Because its world is as forbidden as it is fragile.
Three-hundred ropes are tightened each year from tree to tree, like modern Ariadne’s threads in what we could define the largest natural maze in the world. Raised spontaneously in 864 BC above a magmatic drag, which unable whatever kind of orientation tools, Aokigahara’s forest is passed to history as the suicide forest. A wooden sign says: “Let’s think once more about the life you were given, your parents, your brothers and sisters, your children. Don’t suffer alone first, please contact somebody.” It is positioned as a jamb at the entrance of this place, historically and socio-culturally soaked, in a country that boasts (so to speak) one of the highest world suicide rate. Could this be the answer that such an avant-garde country, as much as rooted in its traditions, gives to one of the most influencing problems of its own?

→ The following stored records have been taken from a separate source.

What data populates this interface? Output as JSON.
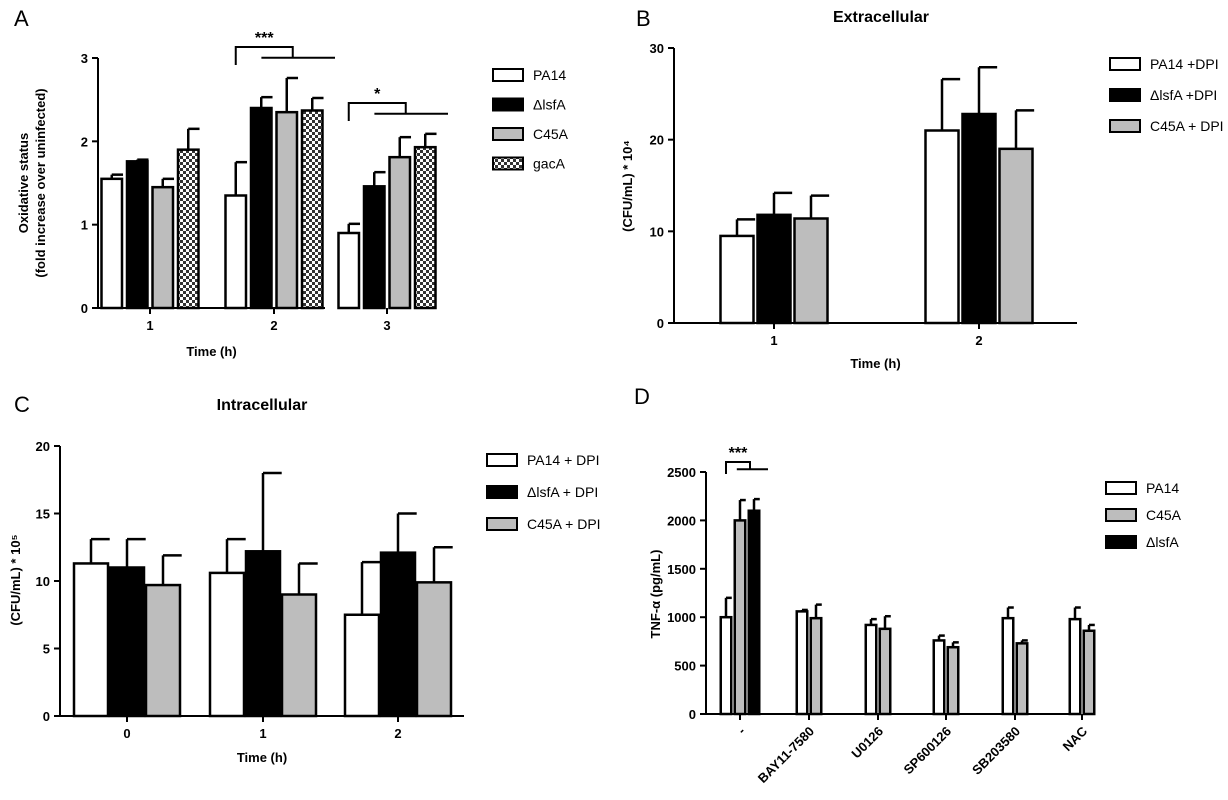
{
  "figure": {
    "panel_letters": [
      "A",
      "B",
      "C",
      "D"
    ]
  },
  "chart_data": [
    {
      "panel": "A",
      "type": "bar",
      "title": "",
      "xlabel": "Time (h)",
      "ylabel": "Oxidative status (fold increase over uninfected)",
      "ylim": [
        0,
        3
      ],
      "yticks": [
        0,
        1,
        2,
        3
      ],
      "categories": [
        "1",
        "2",
        "3"
      ],
      "series": [
        {
          "name": "PA14",
          "fill": "#ffffff",
          "values": [
            1.55,
            1.35,
            0.9
          ],
          "errors": [
            0.05,
            0.4,
            0.11
          ]
        },
        {
          "name": "ΔlsfA",
          "fill": "#000000",
          "values": [
            1.76,
            2.4,
            1.46
          ],
          "errors": [
            0.02,
            0.13,
            0.17
          ]
        },
        {
          "name": "C45A",
          "fill": "#bdbdbd",
          "values": [
            1.45,
            2.35,
            1.81
          ],
          "errors": [
            0.1,
            0.41,
            0.24
          ]
        },
        {
          "name": "gacA",
          "fill": "checker",
          "values": [
            1.9,
            2.37,
            1.93
          ],
          "errors": [
            0.25,
            0.15,
            0.16
          ]
        }
      ],
      "significance": [
        {
          "label": "***",
          "category": "2"
        },
        {
          "label": "*",
          "category": "3"
        }
      ],
      "legend_position": "right"
    },
    {
      "panel": "B",
      "type": "bar",
      "title": "Extracellular",
      "xlabel": "Time (h)",
      "ylabel": "(CFU/mL) * 10⁴",
      "ylim": [
        0,
        30
      ],
      "yticks": [
        0,
        10,
        20,
        30
      ],
      "categories": [
        "1",
        "2"
      ],
      "series": [
        {
          "name": "PA14 +DPI",
          "fill": "#ffffff",
          "values": [
            9.5,
            21
          ],
          "errors": [
            1.8,
            5.6
          ]
        },
        {
          "name": "ΔlsfA +DPI",
          "fill": "#000000",
          "values": [
            11.8,
            22.8
          ],
          "errors": [
            2.4,
            5.1
          ]
        },
        {
          "name": "C45A + DPI",
          "fill": "#bdbdbd",
          "values": [
            11.4,
            19
          ],
          "errors": [
            2.5,
            4.2
          ]
        }
      ],
      "legend_position": "right"
    },
    {
      "panel": "C",
      "type": "bar",
      "title": "Intracellular",
      "xlabel": "Time (h)",
      "ylabel": "(CFU/mL) * 10⁵",
      "ylim": [
        0,
        20
      ],
      "yticks": [
        0,
        5,
        10,
        15,
        20
      ],
      "categories": [
        "0",
        "1",
        "2"
      ],
      "series": [
        {
          "name": "PA14 + DPI",
          "fill": "#ffffff",
          "values": [
            11.3,
            10.6,
            7.5
          ],
          "errors": [
            1.8,
            2.5,
            3.9
          ]
        },
        {
          "name": "ΔlsfA + DPI",
          "fill": "#000000",
          "values": [
            11,
            12.2,
            12.1
          ],
          "errors": [
            2.1,
            5.8,
            2.9
          ]
        },
        {
          "name": "C45A + DPI",
          "fill": "#bdbdbd",
          "values": [
            9.7,
            9,
            9.9
          ],
          "errors": [
            2.2,
            2.3,
            2.6
          ]
        }
      ],
      "legend_position": "right"
    },
    {
      "panel": "D",
      "type": "bar",
      "title": "",
      "xlabel": "",
      "ylabel": "TNF-α (pg/mL)",
      "ylim": [
        0,
        2500
      ],
      "yticks": [
        0,
        500,
        1000,
        1500,
        2000,
        2500
      ],
      "categories": [
        "-",
        "BAY11-7580",
        "U0126",
        "SP600126",
        "SB203580",
        "NAC"
      ],
      "series": [
        {
          "name": "PA14",
          "fill": "#ffffff",
          "values": [
            1000,
            1060,
            920,
            760,
            990,
            980
          ],
          "errors": [
            200,
            15,
            60,
            50,
            110,
            120
          ]
        },
        {
          "name": "C45A",
          "fill": "#bdbdbd",
          "values": [
            2000,
            990,
            880,
            690,
            730,
            860
          ],
          "errors": [
            210,
            140,
            130,
            50,
            30,
            60
          ]
        },
        {
          "name": "ΔlsfA",
          "fill": "#000000",
          "values": [
            2100,
            null,
            null,
            null,
            null,
            null
          ],
          "errors": [
            120,
            null,
            null,
            null,
            null,
            null
          ]
        }
      ],
      "significance": [
        {
          "label": "***",
          "category": "-"
        }
      ],
      "legend_position": "right"
    }
  ]
}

Japanese architecture - Mecca for the most renowned artists - conceal between the sequentiality of the spaces, its materiality and the designed atmospheres the ability to manipulate human emotions. Is suicide though - considering the extremity of the gesture and its complexity at sociological and psychological level - liable to deviation by architecture?
Architecture - through its modifying capacity of social structures and its influence on individual’s mood - becomes a tool for individual in oder to reach introspectiveness. Through light manipulation and symbolism, of which the architectural project is imbued with, we could be able to re-balance the psychological deficiencies caused by death-wish.